September 7, 2022
How to Recover from Acute Mental Fatigue and Build Stamina So You Can Work Well Without Burning Out
“We wouldn’t run a marathon and then feel like failures when our legs are tired. So why do we treat mental fatigue so differently?”
— Becky Kane, What to Do When Your Brain Is Too Tired to Think Straight
Hey, you.
Yes, you — the one browsing for another “how to work when you don’t feel like it” article and listening to the nth podcast on “finding focus and getting into flow state when you’re exhausted.”
Take this post as a gentle reminder: You’re not dumb or lazy for not being able to create or produce anything today.
Give your brain a break.
Here’s a deep dive on what mental fatigue is, why we experience it, and how we can build mental stamina. My takeaways are:
- Experiment with meal times and notice how what (and when) you eat affects your energy.

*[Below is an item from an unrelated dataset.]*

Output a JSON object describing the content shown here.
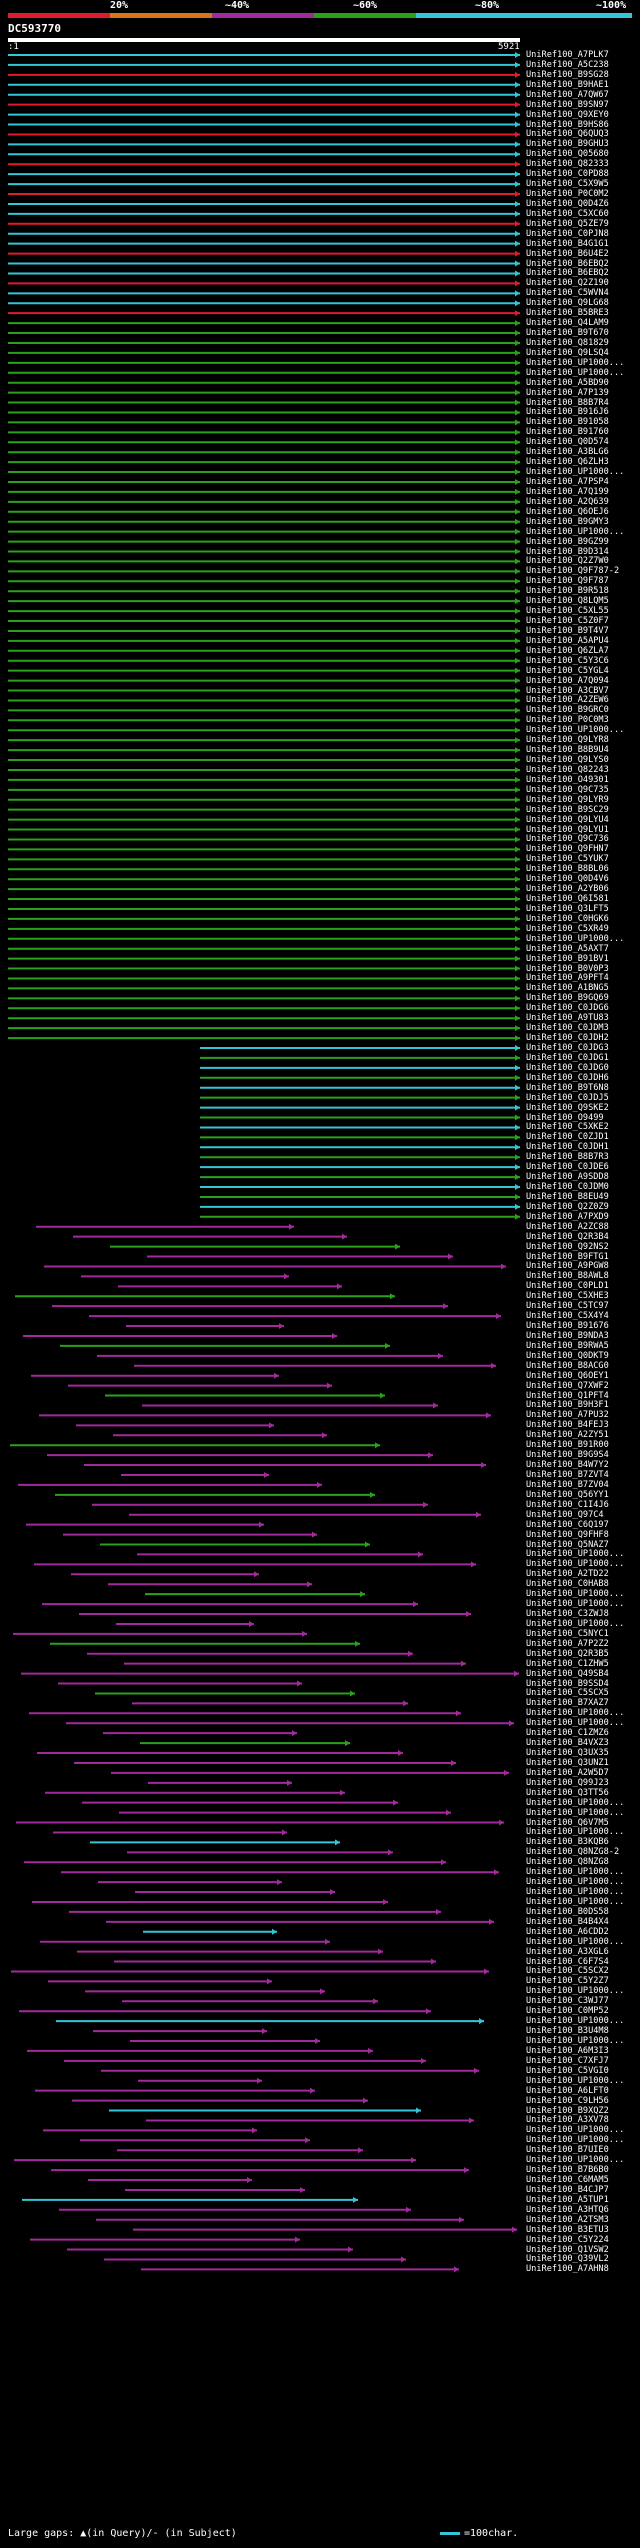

- Shake the lethargy off with movement — a 10-minute walk with your dog would be a great start.
- Get your Zzzs and set a sleeping and waking schedule to stick to.
- Work with your natural rhythms, cycles, and tendencies.
- Take breaks!
- Lighten your mental load by taking tasks and thoughts off your mind and onto your trusty to-do list capture system.
- Unplug at the end of your workday.
No matter the size of the business, there’ll always be an unlimited number of tasks left to do, processes left to improve, and contingencies left to plan.
The work is truly never done, so regardless of how much effort is put in, you’ll inevitably end the day unfinished. All you can control is what you’re willing to let slide. Most days that should be most things.
Letting things slide is not a sign of neglect. It’s an acceptance of our finite allotment of time, motivation, skill, and knowledge. It’s a recognition that if there are 100,000 things you could do, the difference between getting 8 or 12 things done in a day is not really a 50% increase in productivity, but a rounding error in the grand picture of completion.